Male Fertility Rescue: AI can identify healthy sperm in infertile men in seconds

Copenhagen, Denmark – Tracking down the problems that contribute to male infertility could get a lot easier soon. Researchers have unveiled a new artificial intelligence (AI) tool that can find viable sperm inside severely infertile men in seconds. The application of the AI ​​algorithm could give hope to men who want a biological child but cannot conceive naturally.

The current process normally takes six hours to find and isolate sperm from human tissue. It involves undergoing a procedure in which part of their testicles is removed. Embryologists then manually extract sperm from this sample to fertilize their partners’ eggs through intracytoplasmic sperm injection (ICSI) treatment.

The long hours required to extract sperm can play a role in successfully identifying viable samples as embryologists may experience mental and physical fatigue. Embryologists have to mince tissue samples and separate them with fine needles. Any available sperm is then placed in a special liquid in a Petri dish. Using a microscope, the doctor looks through the droplets of the liquid to examine the semen. However, contamination from other particles and cells can allow an embryologist to lose a sperm. Also, the longer the process takes, the greater the chance that the sperm will no longer be usable.

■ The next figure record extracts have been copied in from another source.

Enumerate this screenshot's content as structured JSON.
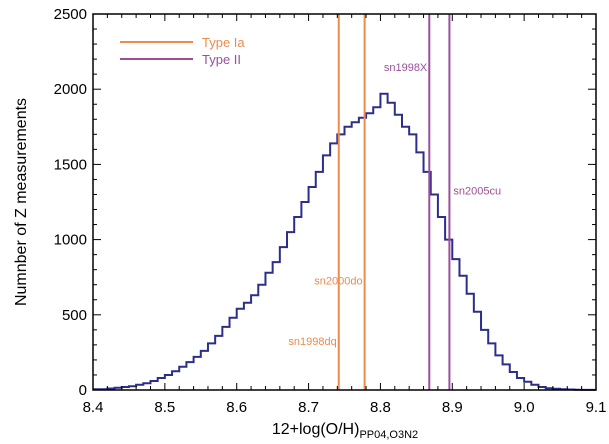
{
  "chart_data": {
    "type": "histogram",
    "xlabel": {
      "main": "12+log(O/H)",
      "subscript": "PP04,O3N2"
    },
    "ylabel": "Numnber of Z measurements",
    "xlim": [
      8.4,
      9.1
    ],
    "ylim": [
      0,
      2500
    ],
    "xticks": [
      "8.4",
      "8.5",
      "8.6",
      "8.7",
      "8.8",
      "8.9",
      "9.0",
      "9.1"
    ],
    "yticks": [
      "0",
      "500",
      "1000",
      "1500",
      "2000",
      "2500"
    ],
    "grid": false,
    "bin_width": 0.01,
    "bin_start": 8.4,
    "histogram_counts": [
      5,
      5,
      10,
      15,
      20,
      25,
      35,
      45,
      60,
      80,
      100,
      125,
      155,
      185,
      220,
      260,
      310,
      360,
      420,
      480,
      540,
      580,
      630,
      700,
      780,
      850,
      950,
      1050,
      1150,
      1250,
      1350,
      1450,
      1560,
      1640,
      1700,
      1750,
      1780,
      1810,
      1840,
      1880,
      1970,
      1910,
      1830,
      1750,
      1700,
      1580,
      1450,
      1300,
      1150,
      1000,
      870,
      760,
      640,
      520,
      400,
      310,
      230,
      170,
      120,
      80,
      55,
      35,
      20,
      12,
      8,
      5,
      3,
      2,
      1,
      1
    ],
    "series_color": "#2b2f8a",
    "legend": {
      "placement": "top-left",
      "entries": [
        {
          "name": "Type Ia",
          "color": "#f08a4b"
        },
        {
          "name": "Type II",
          "color": "#9b4f9b"
        }
      ]
    },
    "supernovae": [
      {
        "name": "sn1998dq",
        "x": 8.742,
        "type": "Type Ia",
        "label_y": 300
      },
      {
        "name": "sn2000do",
        "x": 8.778,
        "type": "Type Ia",
        "label_y": 700
      },
      {
        "name": "sn1998X",
        "x": 8.868,
        "type": "Type II",
        "label_y": 2120
      },
      {
        "name": "sn2005cu",
        "x": 8.896,
        "type": "Type II",
        "label_y": 1300
      }
    ]
  }
}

In the current study, the researchers used artificial intelligence to see if it could speed up the process. The tool is called SpermSearch and was installed on a computer at an IVF clinic over a period of five months. First they trained the algorithm to identify sperm by showing thousands of microscopic photographs. Each image contained sperm and large amounts of cells and debris, but only the sperm was highlighted.

Sperm flow
(Tatiana Shepeleva –

The AI ​​would eventually learn through images what a sperm looks like in different contexts. The team used healthy sperm and testicular tissue samples from seven patients aged 36 to 55. All have been diagnosed with non-obstructive azoospermia where there is no sperm in their semen. About one percent of men have this more severe form of infertility, and the condition is seen in about five percent of couples who seek fertility treatments.

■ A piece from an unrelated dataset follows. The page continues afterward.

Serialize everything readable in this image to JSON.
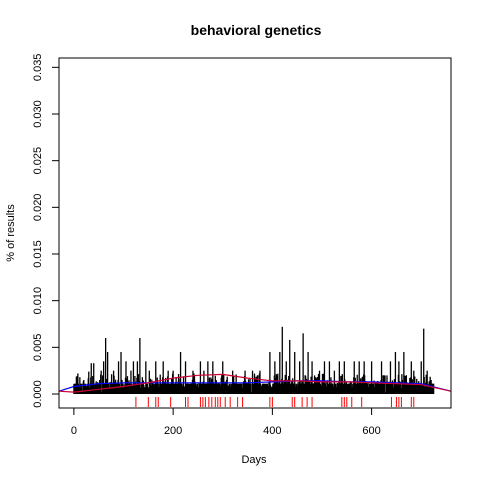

The AI ​​tool and an embryologist – whose accuracy in examining sperm was believed to be 100% – ran the test simultaneously. The results showed that the algorithm was more accurate than an experienced doctor. Although there have been some cases where the sperm was only detected by the embryologist and vice versa.

The AI ​​tool found 60 more sperm and was five times more accurate at identifying the sperm in the special liquid. Data from this study shows that artificial intelligence can spare healthcare workers from this laborious process. This gives the embryologist more time to evaluate whether the sperm is a good sample for ICSI treatment.

This tool has the ability to give patients who have very little chance of fathering their own biological children a better chance, says lead author Dale Goss, a researcher at the Sydney University of Technology, in a news release. The algorithm improves on antiquated approaches that haven’t been updated in decades. It will ensure rapid identification of the sperm in the samples, which will not only increase the chance of a couple conceiving their own biological children, but will also reduce the stress on the sperm and increase laboratory efficiency.

While it’s an extraordinary feat, the authors caution that this was a trial run and that more clinical trials are needed to show that the technique is useful in a real-life setting. Furthermore, the algorithm should be tested on other forms of infertility or on people undergoing other surgical approaches.

“Finding microscopically healthy sperm in testicular biopsy fragments can be an arduous process. The prospect of using artificial intelligence to make the process faster and more accurate is very attractive. We need to see more research to build on these findings, says Carlos Calhaz-Jorge, a professor at the Northern Lisbon Hospital Center and Hospital de Santa Maria in Lisbon, Portugal, who was not involved in the research.

The study was presented at the 39th annual meeting of the European Society of Human Reproduction and Embryology.